Mesmo que o juízo de gosto das pessoas em geral seja bastante diversificado, dadas as experiências particulares de cada um, o juízo de conhecimento, que se conceitua em ideias gerais sobre determinados estereótipos, é que se impõe como forte definidor das ações que temos em relação às pessoas que nos cercam. Essas atitudes reverberam em relação à segurança, onde o conceito de perigo/segurança que nós temos enraizado na nossa educação social está engessada em modelos antigos e preconceituosos que definem que a pessoa perigosa é o homem negro de classe baixa “que tá pedindo dinheiro na rua e a qualquer momento pode levar qualquer coisa do teu bolso pra trocar em uma droga que conforte o estado social crítico em que ele se encontra ou por um pouco de comida pra ter energia de andar metade da cidade em busca de um local pra descansar a cabeça, quando não tem um local fixo pra dormir”, em vez do político branco “que rouba os impostos que você paga comprando até um alfinete, usando pra tirar uma semana de férias que custam dois milhões de reais tirados dos cofres públicos ou pra desviar pro filho dele poder comprar uma mansão que custa seis milhões de reais”.
Os dois exemplos acima são igualmente extremistas, desenvolvidos sob nuanças de acordo com o tom de pele, a condição financeira e a posição social, definindo o tratamento recebido em relação à segurança pública. Enquanto um é criminalizado e penalizado (ainda mais) por suas atitudes, o outro se utiliza de tom coitadista colocando sua culpa e responsabilidade para outras pessoas, conseguindo, com um teatro torpe, vender seu discurso a cada ano de eleição.
Esse engessamento de conceitos, que encontra seu arremate na postura e vestimenta de cada pessoa, é completamente prejudicial para a maior igualdade social que nosso país precisa alcançar para se manter estável perante o cenário internacional.

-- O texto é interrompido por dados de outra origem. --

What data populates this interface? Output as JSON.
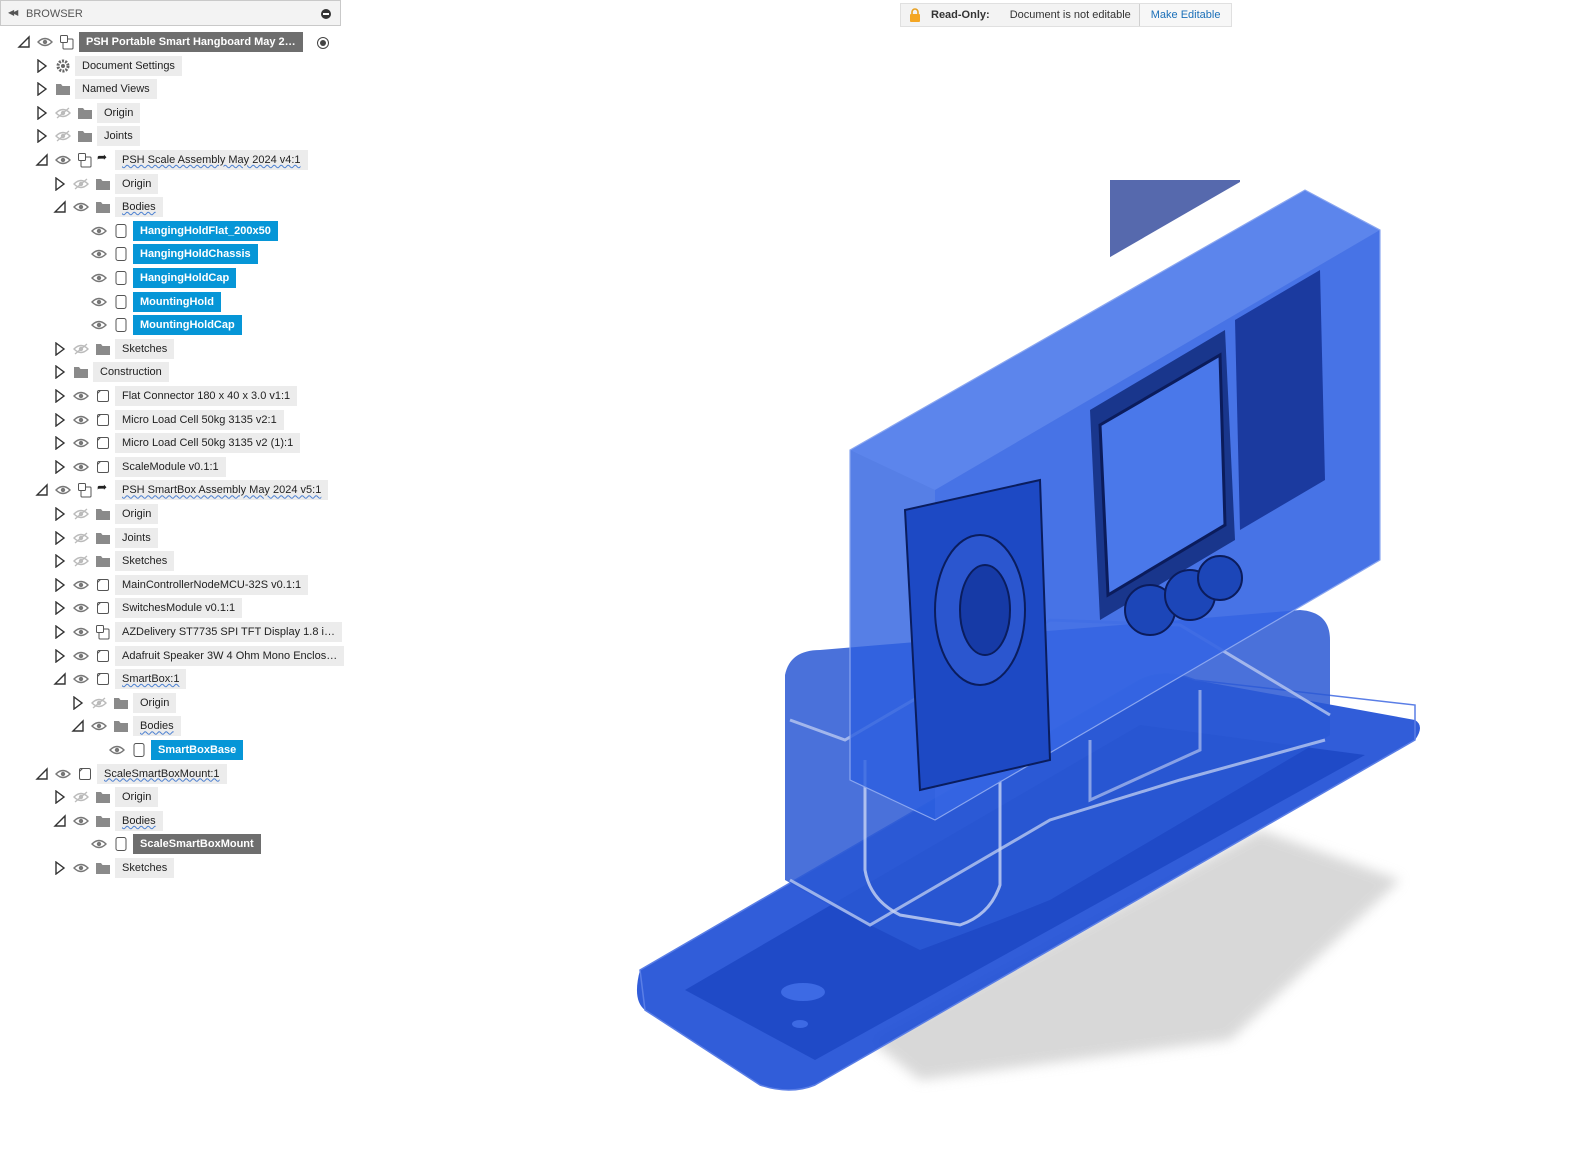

Enquanto a polícia não cuidar para ter um tratamento mais humanitário e igualitário, independentemente da classe social ou da cor do indivíduo, não poderá haver avanços nesse sentido. Ao passo que, se o judiciário também não cumprir sua função independente das pressões financeiras, esse diálogo não conseguirá atingir seu objetivo. É a partir da reformulação das instituições e da humanização dos profissionais responsáveis pelo conceito de seguridade, com o intuito de mudarem suas posturas, que essas predefinições estéticas serão desconstruídas na estrutura social. Enquanto velhas formas não forem modificadas de forma radical, a mudança será lenta e cada vez mais dolorosa.
Sobre a imagem. Foto do circuito interno de vigilância compartilhada pela jornalista Rosana Hermann mostra um jovem branco, bem vestido, em uma bicicleta. Sob à luz dos nossos preconceitos, o tipo ideal de uma pessoa totalmente inofensiva.

Micaela Menezes
Designer de moda, fotógrafa, aspirante a esteta e amante de rugby.